Unless those conditions improve, analysts say, the long-range forecast predicts a significant reduction in annual growth in 2020.

Homeowner surveys conducted at the beginning of the year indicated remodelers could expect continued demand for their services throughout 2019, with a modest growth in revenue over last year. Recent reports of second quarter activity reveal a more mixed business environment.

Results of the Q3 2019 Houzz Renovation Barometer show contractors as a group experienced a notable drop in customer traffic during the second quarter of the year and have scaled back expectations for activity in the third quarter. Scores for recent business activity and expected business activity were each down 3 points from the previous barometer reading.

The length of project backlogs decreased as well, down 2.2 weeks from a year ago. Houzz principal economist Nino Sitchinava stated the combined readings for the construction sector, although still positive, were some of the lowest reported since 2015.

On the other hand, architects and interior designers anticipate an increase in business in the coming months. Combined scores were the most optimistic in two years.

Those for recent business activity and length of project backlogs remained steady compared to the previous barometer, but expectations for future activity rose a point, based on a recent increase in new project inquiries. Interior designers experienced higher demand for their services, with the score for recent business activity up 4 points compared to the previous reading and the score for expected business activity up 3 points.

Similar conditions were reported by remodeler members of the National Association of Home Builders (NAHB).
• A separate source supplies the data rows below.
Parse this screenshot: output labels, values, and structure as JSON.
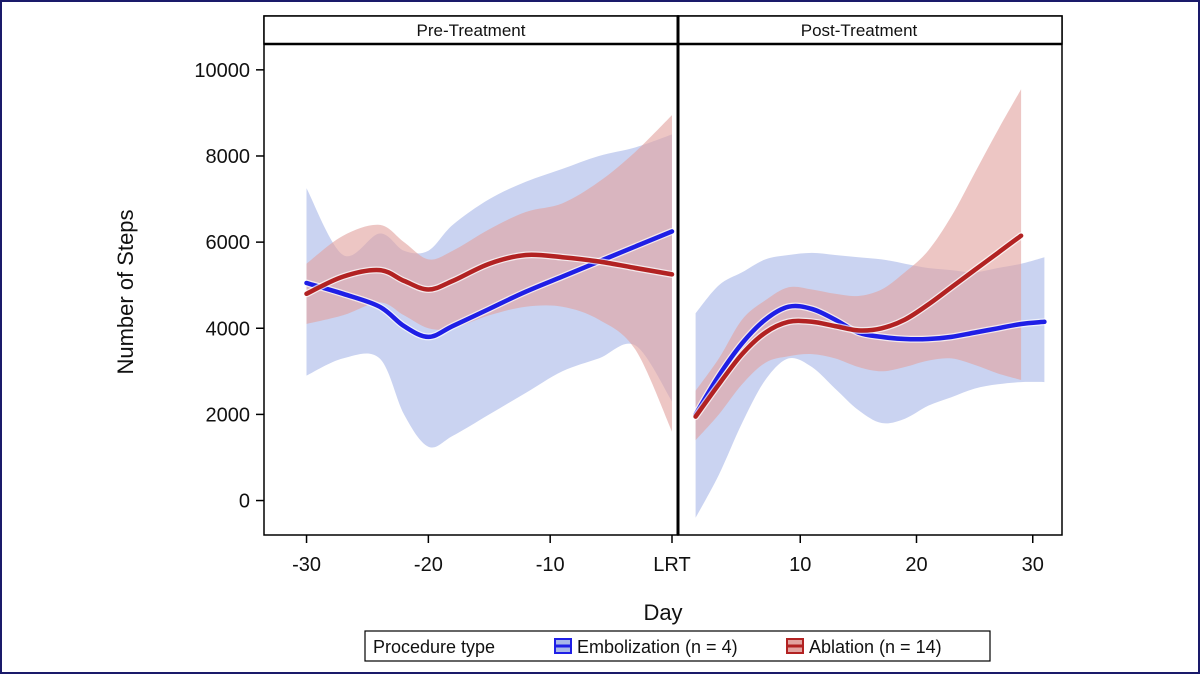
{
  "chart_data": {
    "type": "area",
    "xlabel": "Day",
    "ylabel": "Number of Steps",
    "ylim": [
      -800,
      10600
    ],
    "yticks": [
      0,
      2000,
      4000,
      6000,
      8000,
      10000
    ],
    "grid": false,
    "legend_placement": "bottom",
    "legend_title": "Procedure type",
    "panels": [
      {
        "title": "Pre-Treatment",
        "xlim": [
          -33,
          0
        ],
        "xticks": [
          {
            "value": -30,
            "label": "-30"
          },
          {
            "value": -20,
            "label": "-20"
          },
          {
            "value": -10,
            "label": "-10"
          },
          {
            "value": 0,
            "label": "LRT"
          }
        ],
        "series": [
          {
            "name": "Embolization",
            "x": [
              -30,
              -27,
              -24,
              -22,
              -20,
              -18,
              -15,
              -12,
              -9,
              -6,
              -3,
              0
            ],
            "y": [
              5050,
              4800,
              4500,
              4050,
              3800,
              4050,
              4450,
              4850,
              5200,
              5550,
              5900,
              6250
            ],
            "lower": [
              2900,
              3300,
              3300,
              2000,
              1250,
              1500,
              2000,
              2500,
              3000,
              3300,
              3600,
              2300
            ],
            "upper": [
              7250,
              5700,
              6200,
              5800,
              5800,
              6400,
              7000,
              7400,
              7700,
              8000,
              8200,
              8500
            ]
          },
          {
            "name": "Ablation",
            "x": [
              -30,
              -27,
              -24,
              -22,
              -20,
              -18,
              -15,
              -12,
              -9,
              -6,
              -3,
              0
            ],
            "y": [
              4800,
              5200,
              5350,
              5100,
              4900,
              5100,
              5500,
              5700,
              5650,
              5550,
              5400,
              5250
            ],
            "lower": [
              4100,
              4300,
              4600,
              4300,
              4000,
              4000,
              4300,
              4500,
              4500,
              4200,
              3500,
              1600
            ],
            "upper": [
              5500,
              6150,
              6400,
              6000,
              5600,
              5800,
              6300,
              6700,
              6900,
              7400,
              8100,
              8950
            ]
          }
        ]
      },
      {
        "title": "Post-Treatment",
        "xlim": [
          0,
          32
        ],
        "xticks": [
          {
            "value": 10,
            "label": "10"
          },
          {
            "value": 20,
            "label": "20"
          },
          {
            "value": 30,
            "label": "30"
          }
        ],
        "series": [
          {
            "name": "Embolization",
            "x": [
              1,
              3,
              5,
              7,
              9,
              11,
              13,
              15,
              17,
              19,
              21,
              23,
              25,
              27,
              29,
              31
            ],
            "y": [
              2000,
              2900,
              3650,
              4200,
              4500,
              4450,
              4200,
              3900,
              3800,
              3750,
              3750,
              3800,
              3900,
              4000,
              4100,
              4150
            ],
            "lower": [
              -400,
              600,
              1800,
              2800,
              3300,
              3100,
              2600,
              2100,
              1800,
              1900,
              2200,
              2400,
              2600,
              2700,
              2750,
              2750
            ],
            "upper": [
              4350,
              5000,
              5300,
              5600,
              5700,
              5750,
              5700,
              5650,
              5600,
              5500,
              5400,
              5350,
              5300,
              5400,
              5500,
              5650
            ]
          },
          {
            "name": "Ablation",
            "x": [
              1,
              3,
              5,
              7,
              9,
              11,
              13,
              15,
              17,
              19,
              21,
              23,
              25,
              27,
              29
            ],
            "y": [
              1950,
              2700,
              3400,
              3900,
              4150,
              4150,
              4050,
              3950,
              4000,
              4200,
              4550,
              4950,
              5350,
              5750,
              6150
            ],
            "lower": [
              1400,
              2000,
              2700,
              3200,
              3350,
              3400,
              3300,
              3100,
              3000,
              3100,
              3250,
              3300,
              3150,
              2950,
              2800
            ],
            "upper": [
              2550,
              3300,
              4200,
              4650,
              4950,
              4900,
              4800,
              4750,
              4900,
              5300,
              5800,
              6600,
              7600,
              8600,
              9550
            ]
          }
        ]
      }
    ],
    "legend": [
      {
        "name": "Embolization",
        "label": "Embolization (n = 4)",
        "color": "#1f1fe6",
        "band": "#a9b8e8"
      },
      {
        "name": "Ablation",
        "label": "Ablation (n = 14)",
        "color": "#b22222",
        "band": "#e2a3a0"
      }
    ]
  }
}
According to the latest NAHB Remodeling Market Index, business activity held steady in the second quarter. Overall, the index was up 1 point from the previous quarter, with remodelers reporting a slight increase in current business (up 2 points). The outlook for future business conditions was more restrained, however, up just 1 point.

The Houzz report cites bad weather, along with other market challenges, including labor shortages and rising costs due to increased trade tariffs, as principle factors affecting demand in the second quarter. Acknowledging that, while still strong, the remodeling market decelerated somewhat in the second quarter, NAHB chief economist Robert Dietz also pointed to shortages of skilled labor and rising costs as impacting activity, pushing some projects beyond the level which homeowners can afford.

Fewer sales of existing homes also have rolled back earlier growth projections that had assumed high demand for housing would generate more sales and thus more need of repairs and renovations.

Unless those conditions improve, say analysts with the Remodeling Futures Program at the Joint Center for Housing Studies at Harvard University (JCHS), the industry can expect to see spending on remodeling and renovation projects recede drastically by midyear 2020. The Center’s newly released Leading Indicator of Remodeling Activity (LIRA) forecast projects that annual gains in homeowner expenditures for improvements and repairs will shrink from 6.3 percent in the current quarter to just 0.4% by the second quarter of 2020.

JCHS analysts also revised earlier calculations of growth in 2016 and 2017, stating the actual increase was only 5.4% over those two years, not the 11.9% previously estimated. That suggests that activity in 2018 and the first part of 2019 has been more in line with the actual growth trend of recent years. Current projections suggest that remodelers are likely to finish out the current year with a similar rate of growth before the trend begins to reverse itself.